Prince George, B.C., lawyer Carolynne Burkholder-James is pictured on her bed before kidney removal surgery at the Vancouver General Hospital on Dec. 1, 2022. (Submitted by Carolynne Burkholder-James - image credit)
Prince George, B.C., lawyer Carolynne Burkholder-James is pictured on her bed before kidney removal surgery at the Vancouver General Hospital on Dec. 1, 2022. (Submitted by Carolynne Burkholder-James - image credit)

As a lawyer, Carolynne Burkholder-James has written many deathbed wills for clients and their families, and feels strongly about helping someone who wants to live a longer life.

"It really hits home to me that we're on this Earth for such a short period of time," the Prince George woman said on CBC's Daybreak North.

That realization is part of what inspired her to give the gift of life to someone she might never meet.

After months of medical screening, Burkholder-James flew 700 kilometres from the north for a kidney removal surgery at Vancouver General Hospital on Dec. 1. The kidney was soon hustled onto a plane bound for a patient in Winnipeg that she doesn't know.

"It's really only a month or so out of my life to make such an impact on other people. I really felt strongly that this was some way I could give back."

Burkholder-James was one of more than 200 non-directed anonymous donors across the country participating in Canadian Blood Services's (CBS) national kidney-paired donation program. People involved with the program say these donations from strangers have an outsized impact, setting off a chain reaction of people in need of a transplant getting help.

Live donations, better outcomes

The system —also known as chained kidney donations — works by having a pool of anonymous donors and patients needing a kidney being matched up by blood types.

Data from Canadian Blood Services shows that most of the donors in the national kidney-paired donation program are directed donors, meaning the donor is a relative, spouse, friend or co-worker of the transplant patient, and the donor's blood type matches the patient's.

Transplant patients who have no matching directed donors need non-directed anonymous donors to provide kidneys.

The B.C. Transplant Society said that in 2021, 75 kidneys were donated from living donors, compared to 150 donated by those who had died. The agency says for patients waiting for a kidney, transplant outcomes are better with kidneys from a live donor.

WATCH | How do chained kidney donations work?

 

'It takes a certain type of person to be so altruistic'

Burkholder-James says she became interested in becoming an anonymous kidney donor after reading a New York Times article about chained organ donations a decade ago.

"At that time, I was like, 'Wow, I could do that someday,'" she said. "Then, a few years ago, I just decided to make it happen."
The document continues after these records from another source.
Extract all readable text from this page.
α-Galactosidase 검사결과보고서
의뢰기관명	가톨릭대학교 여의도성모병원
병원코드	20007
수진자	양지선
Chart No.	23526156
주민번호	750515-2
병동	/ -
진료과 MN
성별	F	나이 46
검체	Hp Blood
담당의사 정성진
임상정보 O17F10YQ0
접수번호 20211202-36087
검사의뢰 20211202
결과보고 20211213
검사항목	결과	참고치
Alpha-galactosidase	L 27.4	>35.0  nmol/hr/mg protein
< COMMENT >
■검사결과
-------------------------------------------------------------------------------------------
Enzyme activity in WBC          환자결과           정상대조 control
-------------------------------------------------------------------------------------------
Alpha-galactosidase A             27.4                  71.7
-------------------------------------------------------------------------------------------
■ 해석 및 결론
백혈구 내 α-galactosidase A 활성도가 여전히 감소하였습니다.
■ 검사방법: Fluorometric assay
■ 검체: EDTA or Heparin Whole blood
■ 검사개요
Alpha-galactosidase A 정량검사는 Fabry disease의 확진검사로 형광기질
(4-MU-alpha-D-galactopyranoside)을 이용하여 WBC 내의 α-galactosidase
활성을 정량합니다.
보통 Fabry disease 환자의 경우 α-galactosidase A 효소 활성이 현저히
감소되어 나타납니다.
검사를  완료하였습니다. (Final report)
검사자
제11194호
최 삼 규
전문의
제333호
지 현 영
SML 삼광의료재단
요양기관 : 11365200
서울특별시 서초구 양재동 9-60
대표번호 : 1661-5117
Submitted by Carolynne Burkholder-James
Submitted by Carolynne Burkholder-James

B.C. has Canada's second-highest number of non-directed anonymous donors — 78, compared to Ontario's 105 — according to CBS.

Vancouver General Hospital's medical director of kidney transplant, Olywn Johnston, says there are about 300 patients in B.C. waiting for kidney transplants and given the constant demand, she praises anonymous donors.
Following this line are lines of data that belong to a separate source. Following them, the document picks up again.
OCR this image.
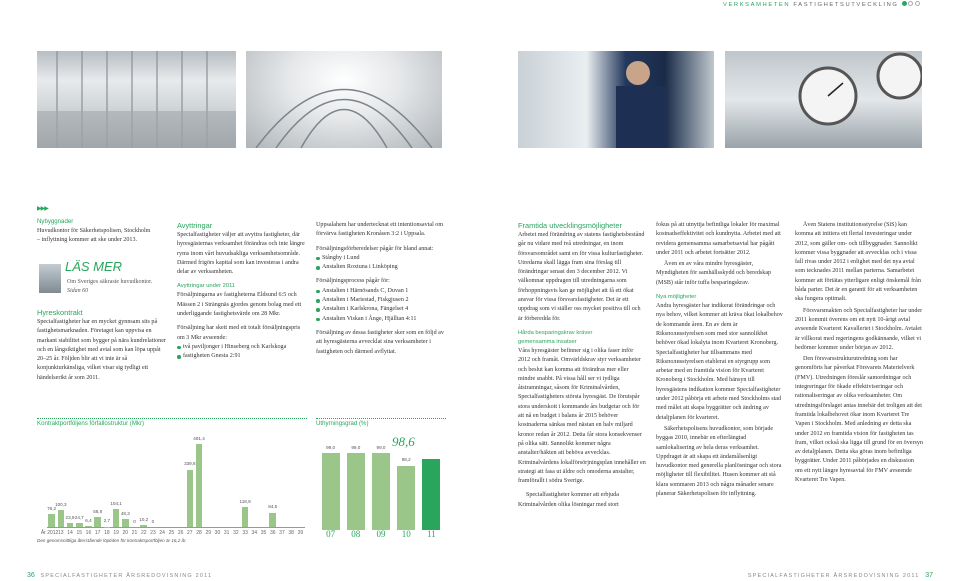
VERKSAMHETEN FASTIGHETSUTVECKLING
▶▶▶
Nybyggnader
Huvudkontor för Säkerhetspolisen, Stockholm
– inflyttning kommer att ske under 2013.
LÄS MER
Om Sveriges säkraste huvudkontor.
Sidan 60
Hyreskontrakt

Specialfastigheter har en mycket gynnsam sits på fastighetsmarknaden. Företaget kan uppvisa en markant stabilitet som bygger på nära kundrelationer och en långsiktighet med avtal som kan löpa uppåt 20–25 år. Följden blir att vi inte är så konjunkturkänsliga, vilket visar sig tydligt ett händelserikt år som 2011.

Avyttringar

Specialfastigheter väljer att avyttra fastigheter, där hyresgästernas verksamhet förändras och inte längre ryms inom vårt huvudsakliga verksamhetsområde. Därmed frigörs kapital som kan investeras i andra delar av verksamheten.

Avyttringar under 2011

Försäljningarna av fastigheterna Eldsund 6:5 och Mässen 2 i Strängnäs gjordes genom bolag med ett underliggande fastighetsvärde om 28 Mkr.

Försäljning har skett med ett totalt försäljningspris om 3 Mkr avseende:

två paviljonger i Hinseberg och Karlskoga
fastigheten Gnesta 2:91

Uppsalahem har undertecknat ett intentionsavtal om förvärva fastigheten Kronåsen 3:2 i Uppsala.

Försäljningsförberedelser pågår för bland annat:

Stångby i Lund
Anstalten Roxtuna i Linköping

Försäljningsprocess pågår för:

Anstalten i Härnösands C, Duvan 1
Anstalten i Mariestad, Fiskgjusen 2
Anstalten i Karlskrona, Fängelset 4
Anstalten Viskan i Ånge, Hjälltan 4:11

Försäljning av dessa fastigheter sker som en följd av att hyresgästerna avvecklat sina verksamheter i fastigheten och därmed avflyttat.

Kontraktportföljens förfallostruktur (Mkr)
76,2
100,3
23,9 24,7
6,4
58,8
2,7
104,1
48,3
0 10,2 0
339,8
491,4
118,9
84,5
År 2012 13 14 15 16 17 18 19 20 21 22 23 24 25 26 27 28 29 30 31 32 33 34 35 36 37 38 39
Den genomsnittliga återstående löptiden för kontraktsportföljen är 16,2 år.
Uthyrningsgrad (%)
99,0	99,0	99,0
98,2
07 08 09 10 11
98,6
Framtida utvecklingsmöjligheter

Arbetet med förändring av statens fastighetsbestånd går nu vidare med två utredningar, en inom försvarsområdet samt en för vissa kulturfastigheter. Utredarna skall lägga fram sina förslag till förändringar senast den 3 december 2012. Vi välkomnar uppdragen till utredningarna som förhoppningsvis kan ge möjlighet att få ett ökat ansvar för vissa försvarsfastigheter. Det är ett uppdrag som vi ställer oss mycket positiva till och är förberedda för.

Hårda besparingskrav kräver gemensamma insatser

Våra hyresgäster befinner sig i olika faser inför 2012 och framåt. Omvärldskrav styr verksamheter och beslut kan komma att förändras mer eller mindre snabbt. På vissa håll ser vi tydliga åtstramningar, såsom för Kriminalvården, Specialfastigheters största hyresgäst. De förutspår stora underskott i kommande års budgetar och för att nå en budget i balans år 2015 behöver kostnaderna sänkas med nästan en halv miljard kronor redan år 2012. Detta får stora konsekvenser på olika sätt. Sannolikt kommer några anstalter/häkten att behöva avvecklas. Kriminalvårdens lokalförsörjningsplan innehåller en strategi att fasa ut äldre och omoderna anstalter, framförallt i södra Sverige.

Specialfastigheter kommer att erbjuda Kriminalvården olika lösningar med stort

fokus på att utnyttja befintliga lokaler för maximal kostnadseffektivitet och kundnytta. Arbetet med att revidera gemensamma samarbetsavtal har pågått under 2011 och arbetet fortsätter 2012.

Även en av våra mindre hyresgäster, Myndigheten för samhällsskydd och beredskap (MSB) står inför tuffa besparingskrav.

Nya möjligheter

Andra hyresgäster har indikerat förändringar och nya behov, vilket kommer att kräva ökat lokalbehov de kommande åren. En av dem är Riksполиsstyrelsen som med stor sannolikhet behöver ökad lokalyta inom Kvarteret Kronoberg. Specialfastigheter har tillsammans med Riksполиsstyrelsen etablerat en styrgrupp som arbetar med en framtida vision för Kvarteret Kronoberg i Stockholm. Med hänsyn till hyresgästens indikation kommer Specialfastigheter under 2012 påbörja ett arbete med Stockholms stad med målet att skapa byggrätter och ändring av detaljplanen för kvarteret.

Säkerhetspolisens huvudkontor, som började byggas 2010, innebär en efterlängtad samlokalisering av hela deras verksamhet. Uppdraget är att skapa ett ändamålsenligt huvudkontor med generella planlösningar och stora möjligheter till flexibilitet. Husen kommer att stå klara sommaren 2013 och några månader senare planerar Säkerhetspolisen för inflyttning.

Även Statens institutionsstyrelse (SiS) kan komma att initiera ett flertal investeringar under 2012, som gäller om- och tillbyggnader. Sannolikt kommer vissa byggnader att avvecklas och i vissa fall rivas under 2012 i enlighet med det nya avtal som tecknades 2011 mellan parterna. Samarbetet kommer att förtätas ytterligare enligt önskemål från båda parter. Det är en garanti för att verksamheten ska fungera optimalt.

Försvarsmakten och Specialfastigheter har under 2011 kommit överens om ett nytt 10-årigt avtal avseende Kvarteret Kavalleriet i Stockholm. Avtalet är villkorat med regeringens godkännande, vilket vi bedömer kommer under början av 2012.

Den försvarsstrukturutredning som har genomförts har påverkat Försvarets Materielverk (FMV). Utredningen föreslår samordningar och integreringar för ökade effektiviseringar och rationaliseringar av olika verksamheter. Om utredningsförslaget antas innebär det troligen att det framtida lokalbehovet ökar inom Kvarteret Tre Vapen i Stockholm. Med anledning av detta ska under 2012 en framtida vision för fastigheten tas fram, vilket också ska ligga till grund för en översyn av detaljplanen. Detta ska göras inom befintliga byggrätter. Under 2011 påbörjades en diskussion om ett nytt längre hyresavtal för FMV avseende Kvarteret Tre Vapen.

36 SPECIALFASTIGHETER ÅRSREDOVISNING 2011	SPECIALFASTIGHETER ÅRSREDOVISNING 2011 37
"It takes a certain type of person to be so altruistic to do something like that," Johnston said. "They go through all those hoops, and they still want to donate."

As a mother of three children, Burkholder-James says the operation to take out one of her kidneys was less painful and risky than a C-section.

"The first few days were rough, but after that, it was much better," she said.

Burkholder-James encourages people to consider becoming an anonymous kidney donor by registering online at transplant.bc.ca.